By Dave Jordan, NEWS 9
OKLAHOMA CITY, Oklahoma -- Oklahoma's name has repeatedly topped the list for bad roads and bridges.
Lawmakers recently approved billions of dollars in funding to fix the worst of the lot. State officials are moving forward with plans to fast-track those repairs using federal money.
It could be a bit presumptuous to make those plans considering the stimulus bill, which would fund the road and bridge repair projects, hasn't even been written. In fact, it was only mentioned by aides to President-elect Barack Obama just last week, but ODOT director Gary Ridley said the state must be prepared.
"We are looking into possibilities if a stimulus package is passed by Congress and signed by the president that Oklahoma would be ready to put those funds to work with 60 to 90 days," ODOT Director Gary Ridley said.
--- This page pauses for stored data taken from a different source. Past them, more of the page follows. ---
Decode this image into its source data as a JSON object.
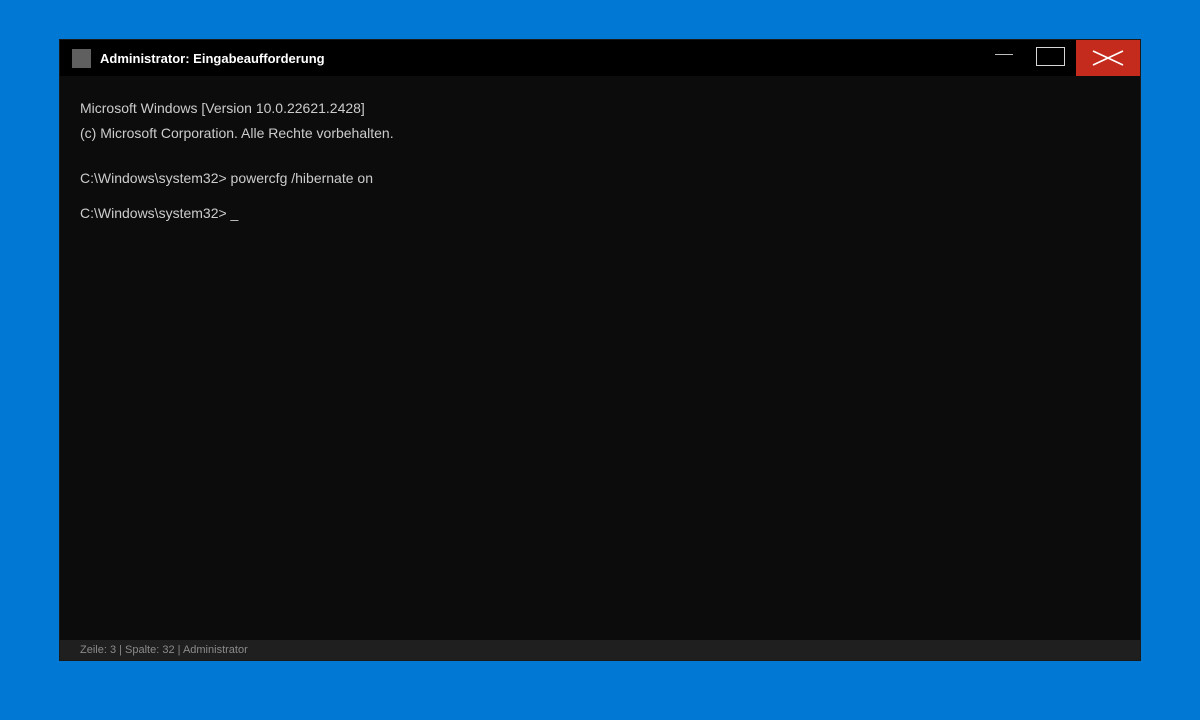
{
  "window": {
    "title": "Administrator: Eingabeaufforderung",
    "icon": "cmd-app-icon",
    "controls": {
      "minimize_icon": "minimize-icon",
      "maximize_icon": "maximize-icon",
      "close_icon": "close-icon",
      "close_color": "#c42b1c"
    }
  },
  "console": {
    "lines": [
      "Microsoft Windows [Version 10.0.22621.2428]",
      "(c) Microsoft Corporation. Alle Rechte vorbehalten.",
      "C:\\Windows\\system32> powercfg /hibernate on",
      "C:\\Windows\\system32> _"
    ]
  },
  "statusbar": {
    "text": "Zeile: 3 | Spalte: 32 | Administrator"
  },
  "colors": {
    "desktop": "#0078d4",
    "console_bg": "#0c0c0c",
    "console_text": "#cccccc"
  }
}
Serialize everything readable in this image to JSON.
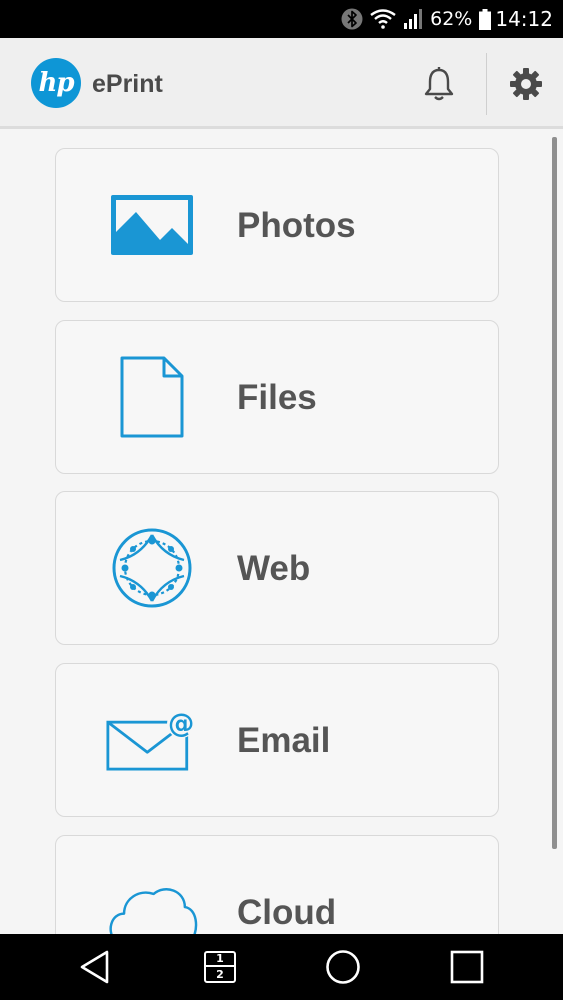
{
  "status_bar": {
    "battery_percent": "62%",
    "time": "14:12",
    "icons": [
      "bluetooth-icon",
      "wifi-icon",
      "signal-icon",
      "battery-icon"
    ]
  },
  "header": {
    "logo_text": "hp",
    "title": "ePrint",
    "icons": [
      "bell-icon",
      "gear-icon"
    ],
    "brand_color": "#0e96d6"
  },
  "menu": {
    "items": [
      {
        "label": "Photos",
        "icon": "photo-icon"
      },
      {
        "label": "Files",
        "icon": "file-icon"
      },
      {
        "label": "Web",
        "icon": "web-icon"
      },
      {
        "label": "Email",
        "icon": "email-icon"
      },
      {
        "label": "Cloud",
        "icon": "cloud-icon"
      }
    ],
    "icon_color": "#1a96d4"
  },
  "nav_bar": {
    "multiwindow_top": "1",
    "multiwindow_bottom": "2",
    "icons": [
      "back-icon",
      "multiwindow-icon",
      "home-icon",
      "recents-icon"
    ]
  }
}
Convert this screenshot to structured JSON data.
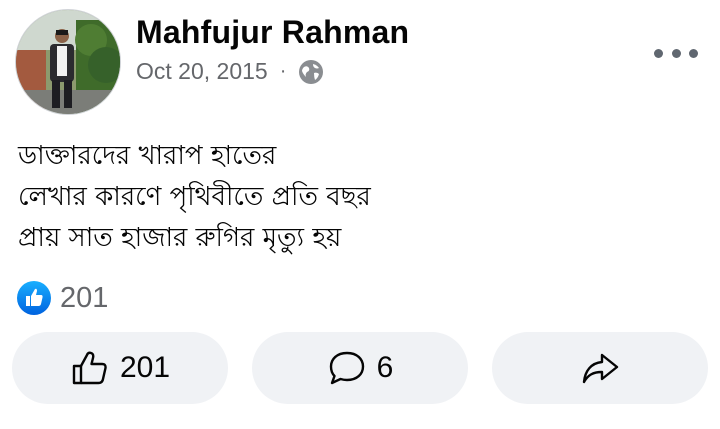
{
  "post": {
    "author": "Mahfujur Rahman",
    "date": "Oct 20, 2015",
    "separator": "·",
    "privacy_icon": "globe-icon",
    "text_lines": [
      "ডাক্তারদের খারাপ হাতের",
      "লেখার কারণে পৃথিবীতে প্রতি বছর",
      "প্রায় সাত হাজার রুগির মৃত্যু হয়"
    ]
  },
  "reactions": {
    "icon": "like-reaction-icon",
    "count": "201"
  },
  "actions": {
    "like": {
      "icon": "thumbs-up-icon",
      "count": "201"
    },
    "comment": {
      "icon": "comment-icon",
      "count": "6"
    },
    "share": {
      "icon": "share-icon"
    }
  },
  "colors": {
    "accent": "#1877f2",
    "secondary_text": "#65676b",
    "button_bg": "#f0f2f5"
  }
}
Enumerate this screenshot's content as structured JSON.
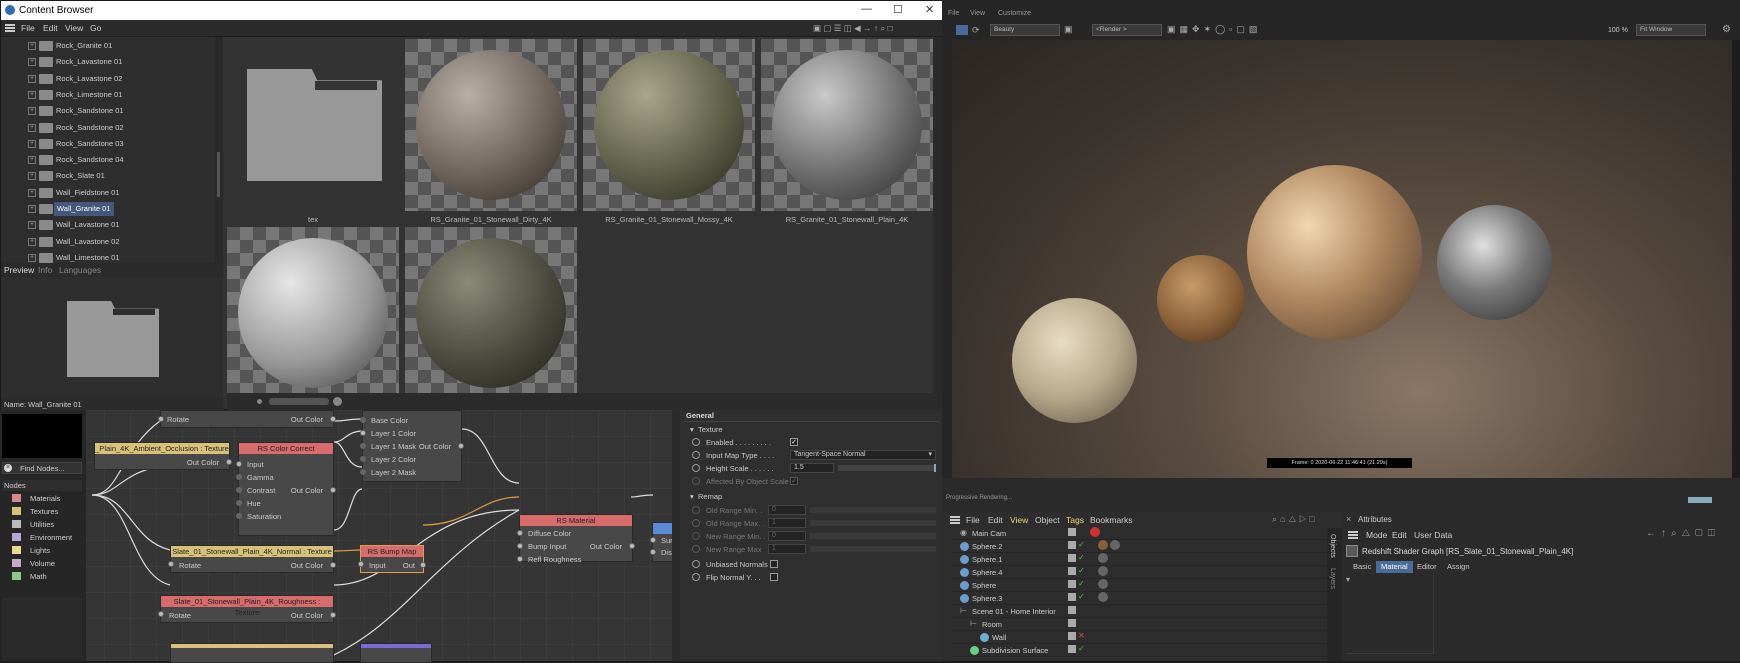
{
  "content_browser": {
    "title": "Content Browser",
    "menu": [
      "File",
      "Edit",
      "View",
      "Go"
    ],
    "tree": [
      "Rock_Granite 01",
      "Rock_Lavastone 01",
      "Rock_Lavastone 02",
      "Rock_Limestone 01",
      "Rock_Sandstone 01",
      "Rock_Sandstone 02",
      "Rock_Sandstone 03",
      "Rock_Sandstone 04",
      "Rock_Slate 01",
      "Wall_Fieldstone 01",
      "Wall_Granite 01",
      "Wall_Lavastone 01",
      "Wall_Lavastone 02",
      "Wall_Limestone 01"
    ],
    "selected_item": "Wall_Granite 01",
    "items": [
      {
        "caption": "tex"
      },
      {
        "caption": "RS_Granite_01_Stonewall_Dirty_4K"
      },
      {
        "caption": "RS_Granite_01_Stonewall_Mossy_4K"
      },
      {
        "caption": "RS_Granite_01_Stonewall_Plain_4K"
      },
      {
        "caption": ""
      },
      {
        "caption": ""
      }
    ],
    "preview_tabs": [
      "Preview",
      "Info",
      "Languages"
    ],
    "name_label": "Name: Wall_Granite 01"
  },
  "node_editor": {
    "find_nodes": "Find Nodes...",
    "nodes_header": "Nodes",
    "categories": [
      "Materials",
      "Textures",
      "Utilities",
      "Environment",
      "Lights",
      "Volume",
      "Math"
    ],
    "nodes": {
      "ao_tex": {
        "title": "_Plain_4K_Ambient_Occlusion : Texture",
        "out": "Out Color"
      },
      "rotate_top": {
        "row": "Rotate",
        "out": "Out Color"
      },
      "color_correct": {
        "title": "RS Color Correct",
        "rows": [
          "Input",
          "Gamma",
          "Contrast",
          "Hue",
          "Saturation"
        ],
        "out": "Out Color"
      },
      "layer": {
        "rows": [
          "Base Color",
          "Layer 1 Color",
          "Layer 1 Mask",
          "Layer 2 Color",
          "Layer 2 Mask"
        ],
        "out": "Out Color"
      },
      "normal_tex": {
        "title": "Slate_01_Stonewall_Plain_4K_Normal : Texture",
        "row": "Rotate",
        "out": "Out Color"
      },
      "bump": {
        "title": "RS Bump Map",
        "in": "Input",
        "out": "Out"
      },
      "rough_tex": {
        "title": "Slate_01_Stonewall_Plain_4K_Roughness : Texture",
        "row": "Rotate",
        "out": "Out Color"
      },
      "material": {
        "title": "RS Material",
        "rows": [
          "Diffuse Color",
          "Bump Input",
          "Refl Roughness"
        ],
        "out": "Out Color"
      },
      "output": {
        "rows": [
          "Sur",
          "Dis"
        ]
      }
    }
  },
  "shader_attrs": {
    "general": "General",
    "texture": "Texture",
    "enabled": "Enabled . . . . . . . . .",
    "input_map_type": "Input Map Type . . . .",
    "input_map_value": "Tangent-Space Normal",
    "height_scale": "Height Scale . . . . . .",
    "height_value": "1.5",
    "affected": "Affected By Object Scale",
    "remap": "Remap",
    "old_min": "Old Range Min. .",
    "old_max": "Old Range Max. .",
    "new_min": "New Range Min. .",
    "new_max": "New Range Max",
    "zero": "0",
    "one": "1",
    "unbiased": "Unbiased Normals",
    "flip": "Flip Normal Y. . ."
  },
  "viewport": {
    "menu": [
      "File",
      "View",
      "Customize"
    ],
    "camera": "Beauty",
    "render_sel": "<Render >",
    "zoom": "100 %",
    "fit": "Fit Window",
    "frame_info": "Frame: 0   2020-06-22  11:46:41  (21.29s)",
    "status": "Progressive Rendering..."
  },
  "object_manager": {
    "menu": [
      "File",
      "Edit",
      "View",
      "Object",
      "Tags",
      "Bookmarks"
    ],
    "rows": [
      "Main Cam",
      "Sphere.2",
      "Sphere.1",
      "Sphere.4",
      "Sphere",
      "Sphere.3",
      "Scene 01 - Home Interior",
      "Room",
      "Wall",
      "Subdivision Surface"
    ],
    "side_tabs": [
      "Objects",
      "Layers"
    ]
  },
  "attributes": {
    "title": "Attributes",
    "menu": [
      "Mode",
      "Edit",
      "User Data"
    ],
    "object": "Redshift Shader Graph [RS_Slate_01_Stonewall_Plain_4K]",
    "tabs": [
      "Basic",
      "Material",
      "Editor",
      "Assign"
    ],
    "active_tab": "Material"
  }
}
Oklahoma already has a $12 billion, eight-year program underway to fix about 460 of the most antiquated, dilapidated roads and bridges. Ridley would rather use federal money if it becomes available.
"What we would look at with any type of stimulus is to take the project that are already in our eight-year program and move them forward," Rep. Mike Thompson (R-Oklahoma City).
ODOT could then use state dollars to fix other roads not even included in the current plan. Thompson, who sits on the state transportation subcommittee, said Oklahoma contributes more money into the federal transportation trust fund than most states, so it's only fitting we get some of it back.
"Oklahoma's paying their fair share," Thompson said. "They're just not receiving their fair share so any new dollars coming into to fix the infrastructure are certainly welcome and invited."
And time, Ridley said, is off the essence.
"We just need to take advantage of it when the time comes so that we can not only invest in Oklahoma, but we can put the people who live here in Oklahoma back to work," Ridley said.
Job creation depends on how much federal money from the stimulus package Oklahoma receives. Early estimate said that for every 1 billion dollar investment, that's about 30,000 jobs, but the bill has yet to be written.